De-duplication performed
during an initial backup—‘in-line’ so called—is typically achieved
transparently to any management process by an appliance and (with compression
included) can achieve a 20x or more space saving over a standard backup. Applied
across the board to every file and system, it typically treats them all just as
blocks of data without taking account of file type or content. ‘Post process’, which
applies de-dupe to a backup only after it
is created, initially requires extra
space and typically incurs some management overhead; this is not so smart in my
book.

SEPATON’s
DeltaStor is technically ‘post process’ but different. Its software examines
the backup copy of each individual file and database (‘object’) in turn but,
uniquely, uses its ContentAware stored intelligence to recognise all the leading
vendors’ backup and archive output as these embed their own markers. In SEPATON’s
de-dupe process these markers are extracted before the data is processed.

There then follows
a byte-level examination of the whole data stream; from this the de-dupe
process (which does not use hashing) creates variable-length output representing anything from 128 bytes to the whole
object. “Nobody else does that,” said Miklos Sandorfi, SEPATON’s CTO, who
pointed to a verified 48x space-saving typically being achieved in its VTL
output. It still needs additional space but, as Sandorfi explained, far less
than you might expect…

Since each
backed up file or database is handled as a separate entity, DeltaStor can be
set to start work on de-duping the first file as soon as that backup is
complete and concurrently with the next file backup, and so on (so effectively
only ‘partial post-process’). This
also means the minimum amount of output space that has to be pre-allocated is the
size of the largest file to be backed up plus
the total de-dupe output space (which all de-dupe products need); then remember
that DeltaStor’s de-dupe space will come out less than half that used by the
best in-line de-dupe products.
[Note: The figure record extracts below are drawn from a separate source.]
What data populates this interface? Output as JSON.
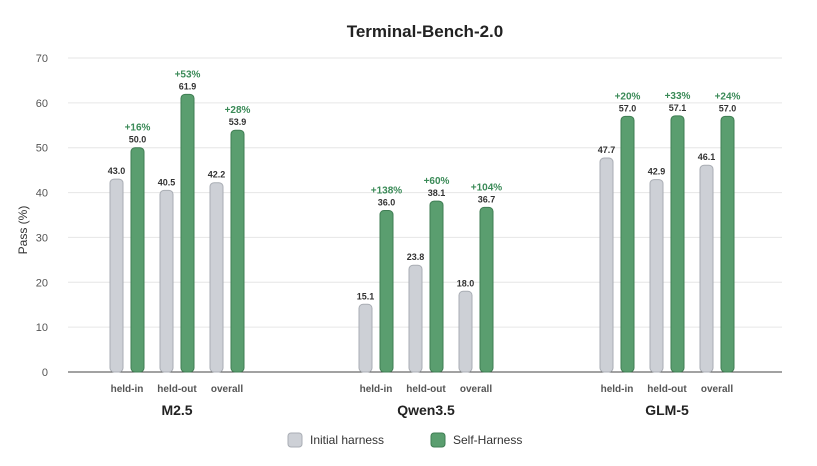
{
  "chart_data": {
    "type": "bar",
    "title": "Terminal-Bench-2.0",
    "ylabel": "Pass (%)",
    "xlabel": "",
    "ylim": [
      0,
      70
    ],
    "yticks": [
      0,
      10,
      20,
      30,
      40,
      50,
      60,
      70
    ],
    "grid": true,
    "legend_position": "bottom-center",
    "subcategories": [
      "held-in",
      "held-out",
      "overall"
    ],
    "series": [
      {
        "name": "Initial harness",
        "color": "#cdd0d6",
        "stroke": "#a9adb4"
      },
      {
        "name": "Self-Harness",
        "color": "#5a9e6f",
        "stroke": "#3f7d53"
      }
    ],
    "groups": [
      {
        "name": "M2.5",
        "items": [
          {
            "label": "held-in",
            "initial": 43.0,
            "self": 50.0,
            "initial_text": "43.0",
            "self_text": "50.0",
            "gain": "+16%"
          },
          {
            "label": "held-out",
            "initial": 40.5,
            "self": 61.9,
            "initial_text": "40.5",
            "self_text": "61.9",
            "gain": "+53%"
          },
          {
            "label": "overall",
            "initial": 42.2,
            "self": 53.9,
            "initial_text": "42.2",
            "self_text": "53.9",
            "gain": "+28%"
          }
        ]
      },
      {
        "name": "Qwen3.5",
        "items": [
          {
            "label": "held-in",
            "initial": 15.1,
            "self": 36.0,
            "initial_text": "15.1",
            "self_text": "36.0",
            "gain": "+138%"
          },
          {
            "label": "held-out",
            "initial": 23.8,
            "self": 38.1,
            "initial_text": "23.8",
            "self_text": "38.1",
            "gain": "+60%"
          },
          {
            "label": "overall",
            "initial": 18.0,
            "self": 36.7,
            "initial_text": "18.0",
            "self_text": "36.7",
            "gain": "+104%"
          }
        ]
      },
      {
        "name": "GLM-5",
        "items": [
          {
            "label": "held-in",
            "initial": 47.7,
            "self": 57.0,
            "initial_text": "47.7",
            "self_text": "57.0",
            "gain": "+20%"
          },
          {
            "label": "held-out",
            "initial": 42.9,
            "self": 57.1,
            "initial_text": "42.9",
            "self_text": "57.1",
            "gain": "+33%"
          },
          {
            "label": "overall",
            "initial": 46.1,
            "self": 57.0,
            "initial_text": "46.1",
            "self_text": "57.0",
            "gain": "+24%"
          }
        ]
      }
    ]
  }
}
Some files should not be de-duped (for instance
already encrypted ones); with DeltaStor’s approach the decision whether to
de-dupe can be set at the most granular single-file level to further assist
space-saving.

So when calculating
the overall space saving versus the
best in-line solutions, consider: a) the total
amount of data to be backed up (typically more for larger enterprises), b) the
degree to which further replication is
to be applied to the de-duped backups (since with SEPATON these instances will
be smaller, which also helps performance especially if some travel over a WAN),
c) the effect of some files not being de-duped, and d) how long the data is to be
stored accessibly from disk (since the longer it is retained in this near-line de-duped
state the bigger the space-saving).

Logically, SEPATON’s
approach is most attractive to larger enterprises with larger and more complex backup
and archiving needs who do not mind a minimal amount of extra management. In
exchange SEPATON offers some enterprise-level additions.

For instance, there
is a rigorous byte comparison check on data integrity. Sandorfi says that SATA
disks have a habit of changing the data without showing an error. (Very nasty
if true!). Also, SEPATON’s ‘forward differencing’ approach reverses the way most
de-dupes work. Whereas they use the first instance of data as a reference copy and
replace subsequent instances by a pointer, DeltaStor stores the most recent data
copy in full form—replacing old and redundant data with pointers. This circumvents
two problems: a) a gradual tail-off in backup performance and b) a delay in restoring
the most up-to-date data.

In-line solutions
that cannot maintain wire-speed will impede initial back-up throughput
performance. Although not a like-for-like, SEPATON’s VTL appliance does boast up
to 34.5TB/hour as well as scalability to 1.6 petabytes of data.

Finally, through its
software being aware of the content, SEPATON is working to develop other
functionality, for instance to facilitate secure, audited content searches for
legal discovery. (But that is for another day.)

Right now the
decision for in-line or SEPATON-style partial
post-process depends on organisation size and needs. But I still await a
convincing argument for standard post process de-dupe.